Hi all, I’ve recently noticed that an indexed assignment (i.e. `r[idx] = something`) leads to quite an overhead. Does anyone have some insight into why does this happen and any mitigation of this problem?

Here a snippet to reproduce:

``````torch.set_num_threads(1)

r = torch.zeros(1000, 512)
m1 = torch.randn(1, 1000)
m2 = torch.rand(1, 512)

idx = torch.arange(start=0, end=1000, step=1).long()

times = []
for i in range(1000):
start = time.perf_counter_ns()
r = m1.t().mm(m2)
end = (time.perf_counter_ns() - start) / 1e+6
times.append(end)
print("nothing")
print(f"{np.mean(times)}ms pm {np.std(times)}ms\n")

times = []
for i in range(1000):
start = time.perf_counter_ns()
r = m1[:, idx].t().mm(m2)
end = (time.perf_counter_ns() - start) / 1e+6
times.append(end)
print("m1 indexing")
print(f"{np.mean(times)}ms pm {np.std(times)}ms\n")

times = []
for i in range(1000):
start = time.perf_counter_ns()
r[idx] = m1[:, idx].t().mm(m2)
end = (time.perf_counter_ns() - start) / 1e+6
times.append(end)
print("r and m1 indexing")
print(f"{np.mean(times)}ms pm {np.std(times)}ms\n")
``````

which results in

nothing
0.8633705ms pm 0.1330834445742595ms

m1 indexing
0.9316685ms pm 0.26098909218155075ms

r and m1 indexing
1.4100757999999998ms pm 0.4815578560197726ms

Thank you all.

I’m not sure I understand the question completely, but indexing tensors would add some overhead which is expected.

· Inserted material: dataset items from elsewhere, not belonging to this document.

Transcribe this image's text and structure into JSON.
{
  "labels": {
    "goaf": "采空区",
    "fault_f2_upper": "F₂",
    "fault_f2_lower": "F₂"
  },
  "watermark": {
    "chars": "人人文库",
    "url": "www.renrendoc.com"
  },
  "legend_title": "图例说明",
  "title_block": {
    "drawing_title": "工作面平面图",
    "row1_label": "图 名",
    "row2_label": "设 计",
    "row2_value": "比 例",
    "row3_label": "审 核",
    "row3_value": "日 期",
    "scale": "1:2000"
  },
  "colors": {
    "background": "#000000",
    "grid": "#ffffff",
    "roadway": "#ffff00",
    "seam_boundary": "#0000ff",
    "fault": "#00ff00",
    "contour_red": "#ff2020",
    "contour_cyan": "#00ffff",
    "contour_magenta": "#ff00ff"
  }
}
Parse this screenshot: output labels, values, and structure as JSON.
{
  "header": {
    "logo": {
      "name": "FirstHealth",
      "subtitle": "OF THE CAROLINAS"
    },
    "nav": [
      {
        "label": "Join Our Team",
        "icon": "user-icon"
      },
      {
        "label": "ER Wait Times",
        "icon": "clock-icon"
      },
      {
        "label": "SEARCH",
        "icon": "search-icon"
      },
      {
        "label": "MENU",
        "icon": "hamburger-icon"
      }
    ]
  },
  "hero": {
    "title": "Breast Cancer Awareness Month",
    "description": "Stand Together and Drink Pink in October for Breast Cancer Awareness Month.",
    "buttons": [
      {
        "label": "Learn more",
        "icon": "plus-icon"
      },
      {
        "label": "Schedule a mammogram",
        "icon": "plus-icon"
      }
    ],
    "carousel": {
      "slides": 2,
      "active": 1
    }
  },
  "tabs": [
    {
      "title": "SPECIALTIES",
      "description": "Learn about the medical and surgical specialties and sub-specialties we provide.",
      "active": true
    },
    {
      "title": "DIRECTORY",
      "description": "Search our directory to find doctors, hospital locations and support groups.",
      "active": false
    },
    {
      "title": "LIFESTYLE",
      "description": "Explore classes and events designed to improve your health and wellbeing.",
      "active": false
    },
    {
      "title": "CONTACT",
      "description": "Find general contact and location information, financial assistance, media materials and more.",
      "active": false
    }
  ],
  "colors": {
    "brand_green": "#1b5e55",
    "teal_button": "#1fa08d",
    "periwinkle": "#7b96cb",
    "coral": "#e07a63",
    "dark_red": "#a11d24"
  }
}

@ptrblck what I’d like to do actually is to only compute the `mm` only for a subset of the tensor and have the resulting tensor be nonzero only for the corresponding subset.

``````r = torch.zeros(10, 5)
m1 = torch.randn(1, 10)
m2 = torch.rand(1, 5)

idx = torch.tensor([0, 1, 3, 4, 6])

r[idx] = m1[:, idx].t().mm(m2)
``````

Here `r` will be zero at indexes `2, 5, 7, 8, 9` and nonzero at the remaining.

What I’ve noticed is that the indexed `mm` (`m1[:, idx].t().mm(m2)`) has no overhead (is actually faster than the full, non subset `mm`), but the indexed assignment (`r[idx] = ...`) has significant overhead (more or less doubles the total execution time).

Is there any way to accomplish this operation without such increase in time?